Building your purple team¶
Purple teaming is a practice. The shape of the team that runs it varies with the size of an organisation, the maturity of the security function, and the people available to do the work.
Small organisations¶
In a small organisation, the same people may play offensive and defensive roles at different times. An IT staff member with security responsibilities can simulate an attack one week and validate the resulting detection the next. A single person cannot fully embody both sides simultaneously, but rotation through them is often instructive on its own.
External assistance can fill the offensive side when internal capacity is missing. A consultant, a service provider, or a partner organisation can run a simulation while internal staff work on detection and response. A risk with such an arrangement is that the offensive and defensive sides operate on different timelines, the gap purple teaming was designed to close. Tight coordination during and immediately after the exercise is what keeps the model intact.
Cadence is usually scheduled rather than continuous: quarterly or semi-annual exercises focused on the most likely attack paths and the detections an organisation has built. Continuous purple teaming requires resources a small organisation usually has elsewhere.
Medium organisations¶
A medium organisation can separate red and blue roles, even if the teams remain small. A dedicated tester or small red team simulates attacks; security analysts handle detection and response. The separation creates conditions for honest exchange that combined roles cannot.
A facilitator role appears at this scale. One person, often a security manager or senior analyst, coordinates exercises, checks that both sides have prepared adequately, runs the exercise reflection, and tracks what changes as a result. A facilitator’s work is not a content role; it is a conditions role. What it makes possible is harder to see than what the offensive and defensive sides do, and is often what determines whether the programme produces learning.
The cadence shifts to monthly or quarterly, and tooling investment that supports more sophisticated validation, such as SIEM, EDR, and frameworks like Atomic Red Team, becomes worth the cost.
Large organisations¶
In a large organisation, full red and blue functions can exist alongside a coordination function whose specific job is the purple work. The exercises are part of an ongoing cycle rather than discrete events: threat hunting integrated with red team intelligence, automated adversary simulation, formal coverage maps, defined maturity progressions.
A risk at scale is that the programme becomes a process rather than a learning practice. The exercises produce reports, the reports produce action items, the action items produce metric updates, and the underlying purpose, finding what the defences are not catching, can get lost in the operational rhythm.

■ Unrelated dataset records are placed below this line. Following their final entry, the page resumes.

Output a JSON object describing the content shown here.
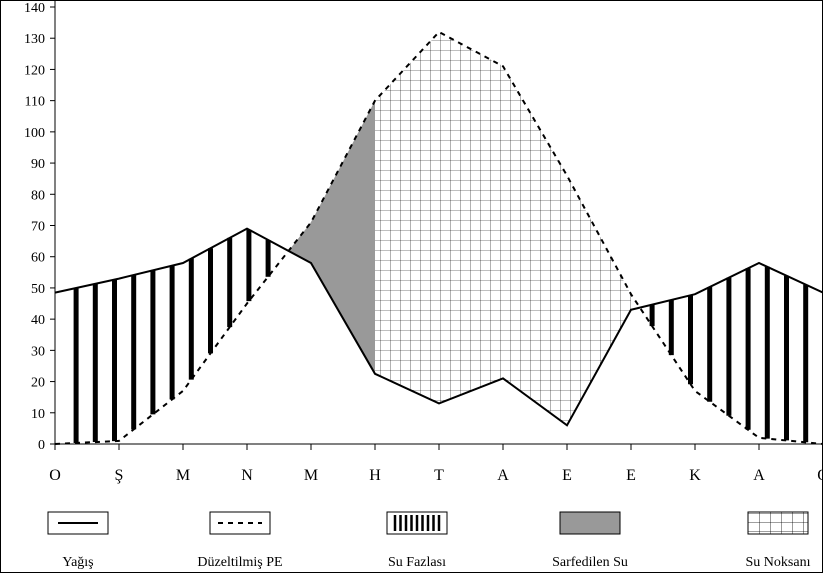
{
  "chart_data": {
    "type": "line",
    "categories": [
      "O",
      "Ş",
      "M",
      "N",
      "M",
      "H",
      "T",
      "A",
      "E",
      "E",
      "K",
      "A",
      "O"
    ],
    "ylim": [
      0,
      140
    ],
    "yticks": [
      0,
      10,
      20,
      30,
      40,
      50,
      60,
      70,
      80,
      90,
      100,
      110,
      120,
      130,
      140
    ],
    "series": [
      {
        "name": "Yağış",
        "style": "solid",
        "color": "#000000",
        "values": [
          48.5,
          53,
          58,
          69,
          58,
          22.5,
          13,
          21,
          6,
          43,
          48,
          58,
          48.5
        ]
      },
      {
        "name": "Düzeltilmiş PE",
        "style": "dashed",
        "color": "#000000",
        "values": [
          0,
          1,
          17,
          45,
          71,
          110,
          132,
          121,
          86,
          48,
          17,
          2,
          0
        ]
      }
    ],
    "areas": [
      {
        "name": "Su Fazlası",
        "pattern": "vertical-bars"
      },
      {
        "name": "Sarfedilen Su",
        "fill": "#999999"
      },
      {
        "name": "Su Noksanı",
        "pattern": "grid"
      }
    ],
    "grid": false,
    "legend_position": "bottom"
  }
}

The conditions that prevent this are the same as in smaller organisations, but the political layer is harder to attend to because more stakeholders have views about what the programme is for.

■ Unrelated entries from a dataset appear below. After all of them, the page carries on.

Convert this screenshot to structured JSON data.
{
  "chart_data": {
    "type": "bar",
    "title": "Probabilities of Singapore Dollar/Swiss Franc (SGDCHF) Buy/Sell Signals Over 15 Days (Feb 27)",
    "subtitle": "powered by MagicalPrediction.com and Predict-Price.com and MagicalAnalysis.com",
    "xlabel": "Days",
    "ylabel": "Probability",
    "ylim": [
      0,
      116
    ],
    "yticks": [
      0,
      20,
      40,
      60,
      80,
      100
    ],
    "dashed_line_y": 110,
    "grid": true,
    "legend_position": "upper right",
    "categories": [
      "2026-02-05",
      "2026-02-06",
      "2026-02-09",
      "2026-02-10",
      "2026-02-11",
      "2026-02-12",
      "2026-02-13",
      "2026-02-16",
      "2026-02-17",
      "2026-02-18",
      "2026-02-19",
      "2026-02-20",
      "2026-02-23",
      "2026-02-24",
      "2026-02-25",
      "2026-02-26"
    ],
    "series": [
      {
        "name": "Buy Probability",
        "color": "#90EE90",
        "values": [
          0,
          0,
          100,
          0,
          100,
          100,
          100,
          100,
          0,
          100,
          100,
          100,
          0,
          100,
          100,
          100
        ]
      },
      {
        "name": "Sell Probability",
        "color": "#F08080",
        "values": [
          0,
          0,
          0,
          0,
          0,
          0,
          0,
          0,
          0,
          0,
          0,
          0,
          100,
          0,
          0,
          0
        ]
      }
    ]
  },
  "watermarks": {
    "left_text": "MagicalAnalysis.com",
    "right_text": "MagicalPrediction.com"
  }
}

The roles, in three layers¶
Role clarity is easier to think about through the PSL framing: each side of the practice has a rational layer, an emotional layer, and a political layer. The rational layer is what most descriptions of the role cover; the other two are often where programmes fail.
A red team’s rational work is to plan and execute attack simulations within agreed scope, to document what was done, and to share the techniques with the blue team. The emotional work involves tolerating the discomfort of finding things and naming them honestly, especially when a finding implicates a colleague’s work. The political work is staying inside the rules of engagement and making the findings useful rather than score-keeping.

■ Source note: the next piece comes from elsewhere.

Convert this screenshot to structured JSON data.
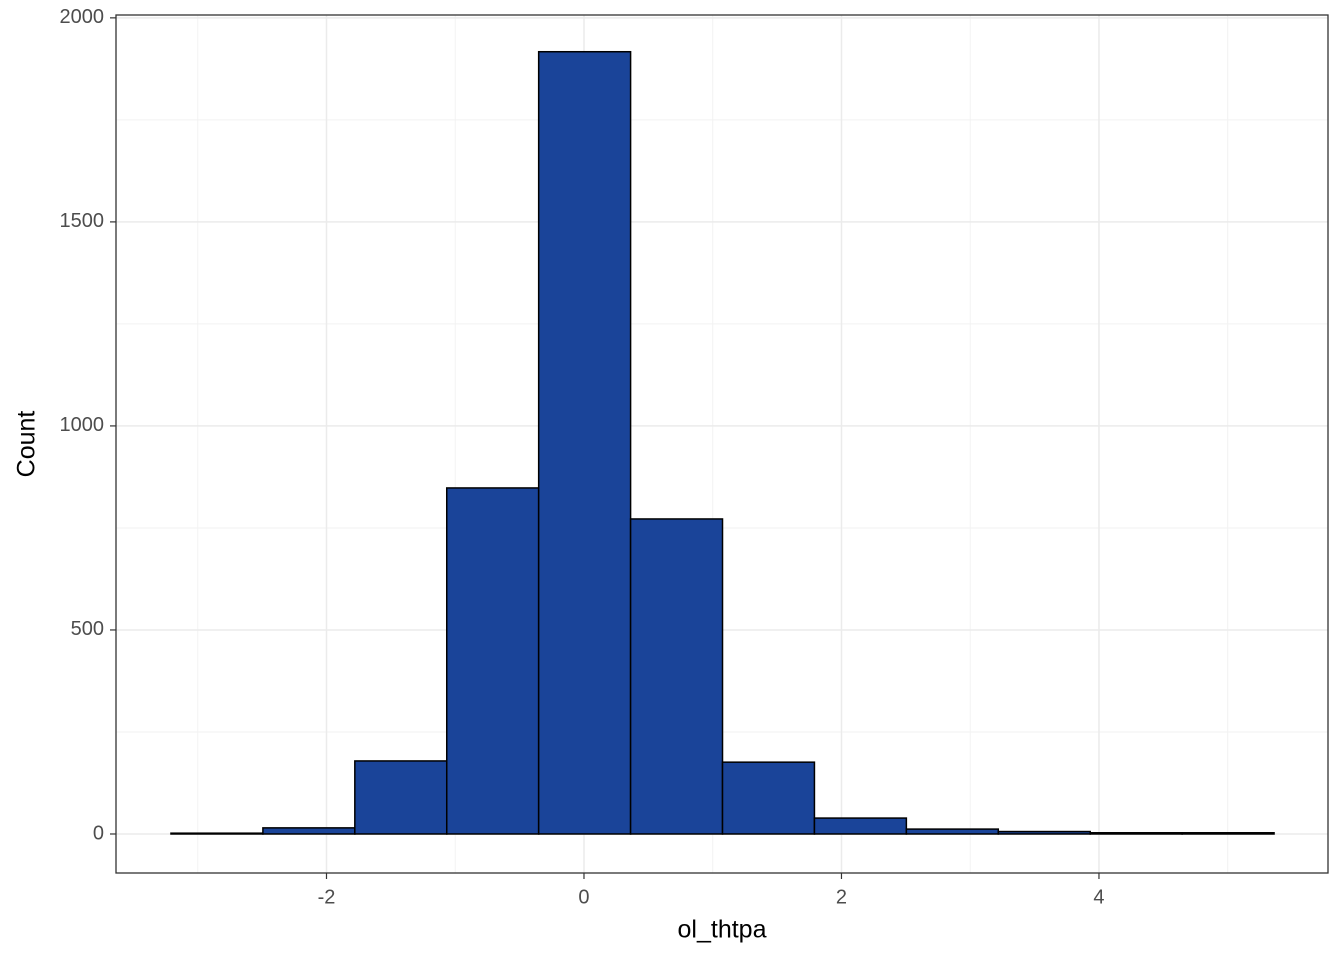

A blue team’s rational work is to monitor, detect, and respond. The emotional work involves receiving findings without defensiveness, which is easier said than done when a finding lands as a personal failure. The political work is converting findings into change, which requires either authority that a blue team often lacks, or relationships with the people who do.
A facilitator’s role spans all three layers without being primarily about any of them. The facilitator coordinates the rational work, holds the emotional conditions during the reflection, and represents the programme to the political layer outside it. A purple team programme without this role can drift back into red-versus-blue, even when the named structure says otherwise.